The Lawfare Project’s February legal action in Spain has already begun to show success with some online anti-Semitic content being taken down.

The Lawfare Project had sent out cease-and-desist letters in February to Facebook, Yahoo and Google warning them they would face lawsuits if they didn’t comply with Spanish law and take down anti-Semitic content on their platforms, which included Holocaust denialism. According to a press release from The Lawfare Project, three instances of anti-Semitic content have been taken down in response.

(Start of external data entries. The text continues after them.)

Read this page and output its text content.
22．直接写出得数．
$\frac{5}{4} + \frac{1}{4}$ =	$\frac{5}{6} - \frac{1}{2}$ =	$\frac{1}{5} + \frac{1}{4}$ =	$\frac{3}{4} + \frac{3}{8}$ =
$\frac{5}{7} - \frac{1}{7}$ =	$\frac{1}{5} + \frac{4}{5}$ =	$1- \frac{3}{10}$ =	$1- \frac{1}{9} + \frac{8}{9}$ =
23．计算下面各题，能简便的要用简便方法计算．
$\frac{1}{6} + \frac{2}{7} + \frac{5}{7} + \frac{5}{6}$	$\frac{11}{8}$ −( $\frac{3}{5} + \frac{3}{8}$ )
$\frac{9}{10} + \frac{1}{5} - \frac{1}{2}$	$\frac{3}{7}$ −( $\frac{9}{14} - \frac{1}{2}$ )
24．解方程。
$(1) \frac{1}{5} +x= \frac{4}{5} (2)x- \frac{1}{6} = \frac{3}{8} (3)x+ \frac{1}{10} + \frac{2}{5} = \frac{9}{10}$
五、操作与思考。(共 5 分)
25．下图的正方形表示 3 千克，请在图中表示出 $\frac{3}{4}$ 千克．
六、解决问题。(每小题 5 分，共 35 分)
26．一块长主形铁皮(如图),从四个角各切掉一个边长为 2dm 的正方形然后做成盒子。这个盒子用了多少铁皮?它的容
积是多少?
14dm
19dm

“Two of the items removed were articles published on some of Spain’s most popular conspiracist websites, denying the Holocaust while simultaneously blaming Jews for Nazi atrocities,” the press release states. “The third was a thread in a forum that spread the medieval style blood libel that Jews carry out ritual murders of children.”

One of the authors leads a Spanish far-right organization who apologizes for Syrian President Bashar Al-Assad and has been on panels in Iran that openly engage in Holocaust denialism. The Holocaust denial articles were taken down by the authors and the manager of the forum took down the ritual blood libel.

While this is certainly progress for The Lawfare Project, Google and Yahoo have not acquiesced to their cease-and-desist letters. According to Lawfare Project Spanish Counsel Ignacio Wenley Palacios, Google hasn’t taken down the content in question because the legal issue was “complex” and Yahoo hasn’t responded to the letter.

“We are determined to take further steps to demand the enforcement of the law from search engines and social media platforms, and we will file lawsuits if they continue to tolerate blatantly racist and offensive content, when they have been effectively informed by detailed take-down notices,” Palacios said in the press release.

In total, The Lawfare Project plans on filing 10 total court proceedings against IT companies between 2018 and 2020.

As Palacios told the Journal in February, the tech platforms in question tend to be “erratic” when it comes to applying their policies of content being taken down, and should they proceed with their lawsuit there’s a good chance The Lawfare Project would win.

“Our actions are very nuanced, and meet the highest of European standards on free speech, and on liability of Internet providers, matching closely the reasoning of the case-law of both the Supreme Court of Spain, and the European Court of Human Rights,” Palacios told the Journal in an email.